Abstract

Cytokinins have been shown to delay the onset of leaf senescence. The focus of this project was to produce transgenic petunia ( Petunia × hybrida ) plants that over-produced endogenous cytokinins in a senescence specific manner. This was achieved by transforming plants with the IPT (isopentenyl transferase) gene driven by the senescence-associated transcriptional promoter, P SAG12 . Two independent transgenic events produced T 1 and T 2 generation seedling lines that demonstrated the desired nonsenescent phenotype in progeny trials.

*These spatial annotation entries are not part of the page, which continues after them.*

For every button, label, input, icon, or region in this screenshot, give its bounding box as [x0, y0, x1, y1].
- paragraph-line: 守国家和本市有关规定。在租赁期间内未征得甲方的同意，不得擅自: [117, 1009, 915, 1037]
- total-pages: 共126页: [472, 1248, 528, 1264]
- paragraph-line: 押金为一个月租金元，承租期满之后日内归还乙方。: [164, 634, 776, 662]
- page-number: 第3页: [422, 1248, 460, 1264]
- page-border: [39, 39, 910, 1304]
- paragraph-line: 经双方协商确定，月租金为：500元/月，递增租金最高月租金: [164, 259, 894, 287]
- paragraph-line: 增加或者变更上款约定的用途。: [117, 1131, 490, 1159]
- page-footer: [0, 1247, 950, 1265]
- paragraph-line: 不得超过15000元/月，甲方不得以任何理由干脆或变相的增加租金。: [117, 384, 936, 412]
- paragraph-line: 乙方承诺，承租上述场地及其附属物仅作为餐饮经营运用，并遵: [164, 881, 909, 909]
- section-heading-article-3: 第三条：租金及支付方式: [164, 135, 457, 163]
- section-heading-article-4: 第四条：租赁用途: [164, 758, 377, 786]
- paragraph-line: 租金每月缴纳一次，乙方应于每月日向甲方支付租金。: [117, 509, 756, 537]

These lines were used to evaluate the horticultural performance of P SAG12 - IPT petunia plants in terms of delayed senescence, rooting of vegetative cuttings, lateral branch growth, flower number, floral timing, and fruit set. Although both lines displayed a delayed senescence phenotype the two P SAG12 - IPT transgenic lines differed from each other in regard to other horticultural traits. In addition to delayed leaf senescence, line I-1-7 also demonstrated a decrease in adventitious rooting and an increased number of branches during plant production. Line I-3-18 also demonstrated a delayed leaf senescence phenotype; however, plants of this line were not greatly altered in any other horticultural performance traits in comparison to wild-type `V26'. IPT transcript was detected in young fully expanded leaves of both lines, although mRNA levels were higher in I-1-7 plants. A greater than 50-fold increase in IPT transcript abundance was detected in leaves of transgenic plants following drought stress. These results demonstrate that it is possible to use P SAG12 - IPT to produce transgenic plants with delayed leaf senescence but differences in plant morphology between transgenic lines exist, which may alter horticultural performance characteristics.